Pada negara-negara maju jarang dijumpai kecuali penderita dengan gangguan
respons imun seperti penyalahgunaan obat, penyakit sistemik atau komplikasi dari
pasca obstruksi.4,5
Kuman atau bakteri penyebab terjadinya abses paru bervariasi sesuai dengan
peneliti dan teknik penelitian yang digunakan. Finegolal dan Fisliman
mendapatkan bahwa organisme penyebab abses paru lebih dari 89 % adalah
kuman anaerob. Asher dan Beandry mendapatkan pada anak-anak kuman
penyebab abses paru terbanyak adalah Stapillococous aureus.4,6
Penelitian pada penderita Abses paru nosokomial ditemukan kuman aerob
seperti golongan enterobacteriaceae yang terbanyak. Sedangkan penelitian
dengan teknik biopsi perkutan atau aspirasi transtrakeal ditemukan terbanyak
adalah kuman anaerob.5,6
Abses paru timbul bila parenkim paru terjadi obstruksi, infeksi kemudian
proses supurasi dan nekrosis. Perubahan reaksi radang pertama dimulai dari
suppurasi dan trombosis pembuluh darah lokal, yang menimbulkan nekrosis dan
likuifikasi. Pembentukan jaringan granulasi terjadi mengelilingi abses, melokalisir
proses abses dengan jaringan fibrotik. Suatu saat abses pecah, lalu jaringan
nekrosis keluar bersama batuk, kadang terjadi aspirasi pada bagian lain bronkus
terbentuk abses baru. Sputumnya biasanya berbau busuk, bila abses pecah ke
rongga pleura maka terjadi empyema.5
Terjadinya abses paru disebutkan sebagai berikut : 4,5,6
4
a. Merupakan proses lanjut pneumonia inhalasi bakteria pada penderita dengan
faktor predisposisi. Bakteri mengadakan multiplikasi dan merusak parenkim paru
dengan proses nekrosis. Bila berhubungan dengan bronkus, maka terbentuklah air
fluid level bakteria masuk kedalam parenkim paru selain inhalasi bisa juga dengan
penyebaran hematogen (septik emboli) atau dengan perluasan langsung dari
proses abses ditempat lain (nesisitatum) misal abses hepar.

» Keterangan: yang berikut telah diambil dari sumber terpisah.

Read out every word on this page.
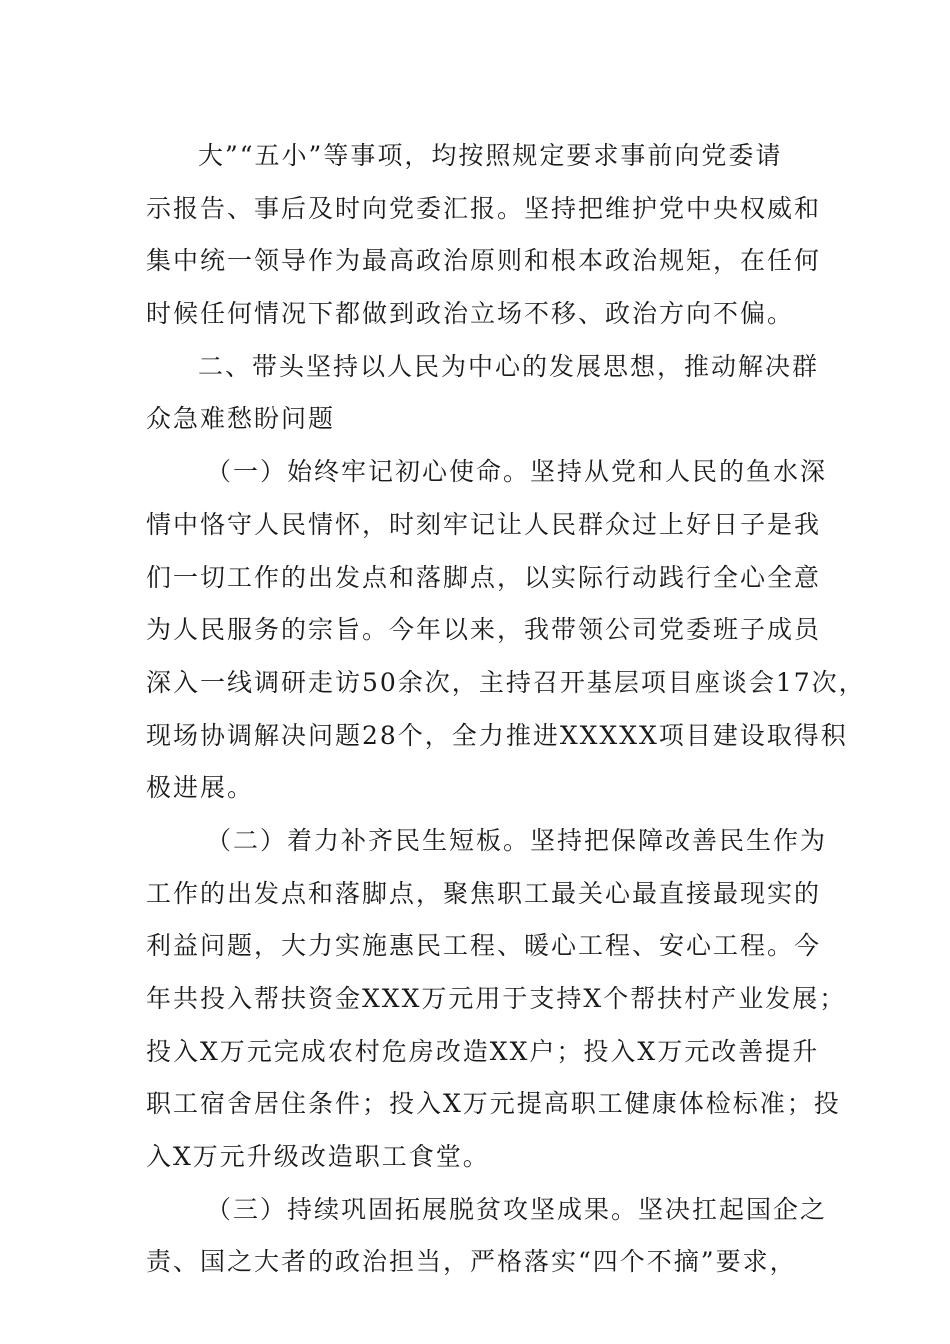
大”“五小”等事项，均按照规定要求事前向党委请
示报告、事后及时向党委汇报。坚持把维护党中央权威和
集中统一领导作为最高政治原则和根本政治规矩，在任何
时候任何情况下都做到政治立场不移、政治方向不偏。
二、带头坚持以人民为中心的发展思想，推动解决群
众急难愁盼问题
（一）始终牢记初心使命。坚持从党和人民的鱼水深
情中恪守人民情怀，时刻牢记让人民群众过上好日子是我
们一切工作的出发点和落脚点，以实际行动践行全心全意
为人民服务的宗旨。今年以来，我带领公司党委班子成员
深入一线调研走访50余次，主持召开基层项目座谈会17次，
现场协调解决问题28个，全力推进XXXXX项目建设取得积
极进展。
（二）着力补齐民生短板。坚持把保障改善民生作为
工作的出发点和落脚点，聚焦职工最关心最直接最现实的
利益问题，大力实施惠民工程、暖心工程、安心工程。今
年共投入帮扶资金XXX万元用于支持X个帮扶村产业发展；
投入X万元完成农村危房改造XX户；投入X万元改善提升
职工宿舍居住条件；投入X万元提高职工健康体检标准；投
入X万元升级改造职工食堂。
（三）持续巩固拓展脱贫攻坚成果。坚决扛起国企之
责、国之大者的政治担当，严格落实“四个不摘”要求，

b. Kavitas yang mengalami infeksi. Pada beberapa penderita tuberkolosis dengan
kavitas, akibat inhalasi bakteri mengalami proses keradangan supurasi. Pada
penderita emphisema paru atau polikistik paru yang mengalami infeksi sekunder.
c. Obstruksi bronkus dapat menyebabkan pneumonia berlajut sampai proses abses
paru. Hal ini sering terjadi pada obstruksi karena kanker bronkogenik. Gejala
yang sama juga terlihat pada aspirasi benda asing yang belum keluar. Kadang-
kadang dijumpai juga pada obstruksi karena pembesaran kelenjar limphe
peribronkial.
d. Pembentukan kavitas pada kanker paru. Pertumbuhan massa kanker bronkogenik
yang cepat tidak diimbangi peningkatan suplai pembuluh darah, sehingga terjadi
likuifikasi nekrosis sentral. Bila terjadi infeksi dapat terbentuk abses.5
Apabila terjadi aspirasi, kuman Klebsiela pneumonia sebagai kuman
komensal di saluran pernafasan atas ikut masuk ke saluran pernafasan bawah,
akibat aspirasi berulang, aspirat tak dapat dikeluarkan dan pertahanan saluran
nafas menurun sehingga terjadi keradangan. Proses peradangan dimulai dari
bronki atau bronkiol, menyebar ke parenkim paru yang kemudian dikelilingi
jaringan granulasi. Perluasan ke pleura atau hubungan dengan bronkus sering
terjadi, sehingga pus atau jaringan nekrotik dapat dikeluarkan. Drainase dan
pengobatan yang tidak memadai akan menyebabkan proses abses yang akut akan
berubah menjadi proses yang kronis atau menahun. 7
Gejala klinis : 5,6,7
Gejala klinis yang ada pada abses paru hampir sama dengan gejala
pneumonia pada umumnya yaitu:
Demam, dijumpai berkisar 70% - 80% pada penderita abses paru. Kadang
dijumpai dengan temperatur > 400C.
5
Batuk, pada stadium awal non produktif. Bila terjadi hubungan rongga
abses dengan bronkus batuknya menjadi meningkat dengan bau busuk
yang khas (Foetor ex oroe (40-75%).
Produksi sputum yang meningkat dan Foetor ex oero dijumpai berkisar
40 – 75% penderita abses paru.
Nyeri dada (± 50% kasus)
Batuk darah (± 25% kasus)
Gejala tambahan lain seperti lelah, penurunan nafsu makan dan berat
badan. Pada pemeriksaan dijumpai tanda-tanda proses konsolidasi seperti
redup, suara nafas yang meningkat, sering dijumpai adanya jari tabuh
serta takikardi.
Gambaran Radiologis 8
Pada foto torak terdapat kavitas dengan dinding tebal dengan tanda-tanda
konsolidasi disekelilingnya. Kavitas ini bisa multipel atau tunggal dengan ukuran
2 – 20 cm.
Gambaran ini sering dijumpai pada paru kanan lebih dari paru kiri. Bila
terdapat hubungan dengan bronkus maka didalam kavitas terdapat Air fluid level.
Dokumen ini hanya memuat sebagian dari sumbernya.